The CNSC’s presentation deck for the hearing (slide 23) shows the radioactivity of the mound falling below the radioactivity of local rocks between 10 and 100 years after closure of the federal waste facility.

But the gray band showing the radioactivity of nearby rocks is wrong – roughly 1,000 times too high.  

“This is very worrying because the Commission is the only body in Canada overseeing the nuclear industry and monitoring its activities for safety,” said Ole Hendrickson, PhD, a scientist and researcher for Concerned Citizens of Renfrew County and Area.  “Packages in the waste mound will be more radioactive than the vast majority of ore samples, even 10,000 years from now.”

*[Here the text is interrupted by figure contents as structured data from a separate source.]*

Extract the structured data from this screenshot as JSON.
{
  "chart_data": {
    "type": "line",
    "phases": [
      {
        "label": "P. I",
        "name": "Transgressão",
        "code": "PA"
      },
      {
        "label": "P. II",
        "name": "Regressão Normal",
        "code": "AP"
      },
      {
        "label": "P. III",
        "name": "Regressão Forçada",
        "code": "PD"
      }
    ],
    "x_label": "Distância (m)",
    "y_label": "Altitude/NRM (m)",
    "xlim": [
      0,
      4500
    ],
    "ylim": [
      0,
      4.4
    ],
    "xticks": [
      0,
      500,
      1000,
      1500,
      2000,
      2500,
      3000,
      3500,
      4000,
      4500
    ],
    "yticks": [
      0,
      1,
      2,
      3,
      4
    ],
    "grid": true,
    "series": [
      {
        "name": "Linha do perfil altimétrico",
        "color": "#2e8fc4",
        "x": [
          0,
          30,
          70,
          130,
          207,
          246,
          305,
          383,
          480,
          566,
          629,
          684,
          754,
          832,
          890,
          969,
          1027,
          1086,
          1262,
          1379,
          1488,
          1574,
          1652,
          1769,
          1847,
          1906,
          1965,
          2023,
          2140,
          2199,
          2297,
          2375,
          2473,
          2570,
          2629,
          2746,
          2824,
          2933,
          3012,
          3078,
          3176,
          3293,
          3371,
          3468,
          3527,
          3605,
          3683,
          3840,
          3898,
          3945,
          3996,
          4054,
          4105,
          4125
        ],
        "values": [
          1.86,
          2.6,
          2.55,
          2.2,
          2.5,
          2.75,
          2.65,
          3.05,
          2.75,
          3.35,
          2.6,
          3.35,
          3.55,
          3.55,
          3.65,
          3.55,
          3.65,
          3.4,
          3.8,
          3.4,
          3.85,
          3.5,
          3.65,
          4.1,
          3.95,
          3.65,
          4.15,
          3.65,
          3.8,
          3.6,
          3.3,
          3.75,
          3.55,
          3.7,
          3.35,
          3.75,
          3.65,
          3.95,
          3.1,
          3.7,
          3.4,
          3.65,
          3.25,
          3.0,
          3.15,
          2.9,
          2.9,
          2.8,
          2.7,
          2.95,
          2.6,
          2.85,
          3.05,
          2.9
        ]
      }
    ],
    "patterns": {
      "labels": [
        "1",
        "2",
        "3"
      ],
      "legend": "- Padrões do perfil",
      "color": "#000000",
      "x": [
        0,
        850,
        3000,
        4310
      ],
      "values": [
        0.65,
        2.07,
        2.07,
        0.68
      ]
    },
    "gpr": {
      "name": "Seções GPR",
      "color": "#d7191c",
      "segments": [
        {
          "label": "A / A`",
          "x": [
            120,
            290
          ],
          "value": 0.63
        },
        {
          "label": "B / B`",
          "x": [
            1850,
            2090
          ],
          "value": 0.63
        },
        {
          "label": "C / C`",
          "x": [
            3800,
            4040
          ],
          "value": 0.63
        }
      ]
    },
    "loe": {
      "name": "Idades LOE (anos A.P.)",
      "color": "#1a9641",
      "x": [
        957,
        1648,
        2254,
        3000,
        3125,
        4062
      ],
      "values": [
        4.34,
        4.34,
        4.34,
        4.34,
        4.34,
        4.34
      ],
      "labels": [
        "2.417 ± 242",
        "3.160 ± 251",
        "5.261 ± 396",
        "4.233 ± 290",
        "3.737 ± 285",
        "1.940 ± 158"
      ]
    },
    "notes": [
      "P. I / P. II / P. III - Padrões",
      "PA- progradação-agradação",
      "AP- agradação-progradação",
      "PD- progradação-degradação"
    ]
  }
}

The CNSC uses the erroneous “range of radioactivity in rocks” to conclude that the proposed radioactive waste dump would not pose a significant long-term health hazard to the public, and recommends licensing its construction.

Canada’s nuclear regulator spent four years assessing the “Near Surface Disposal Facility (NSDF)” proposal from Canadian Nuclear Laboratories (CNL), but failed to pick up the error of several orders of magnitude. 

The mound will include long-lived packaged wastes with up to 10,000,000 Becquerels per kilogram of radioactivity. That means 10 million atoms decaying – giving off a burst of radiation – every second per kilo. The facility would hold over a million tonnes of waste.

In its proposal, the CNL also calculated an “ingestion dose” and concluded it would be safer to eat waste in the mound than to eat local uranium ore, approximately ten years after closure of the radioactive waste facility.

The CNSC’s slide refers to a 1981 Ontario Geological Survey Report. Even the most radioactive sample in the report would be far less radioactive than the gray band claiming to show a “range of radioactivity in rocks” in the Pembroke-Renfrew area.  That one outlier sample (with 1100 ppm uranium) was found near Merchands Lake, 100 km away from Chalk River. 

The report analyzed 74 samples and found 67 with low levels, from 1 to 100 parts per million, of uranium. 

The error first appears in the Safety Case prepared by the mound’s proponent. Canadian Nuclear Laboratories (CNL) is a privately-owned company contracted by the federal government in 2015 to operate nuclear facilities owned by the federal crown corporation Atomic Energy of Canada Limited (AECL). The Safety Case is the key document used by CNSC in making a licensing decision.

Hendrickson added, “Repetition of CNL’s massive error raises major doubts about the credibility of CNSC’s assessment of the risks of the project.”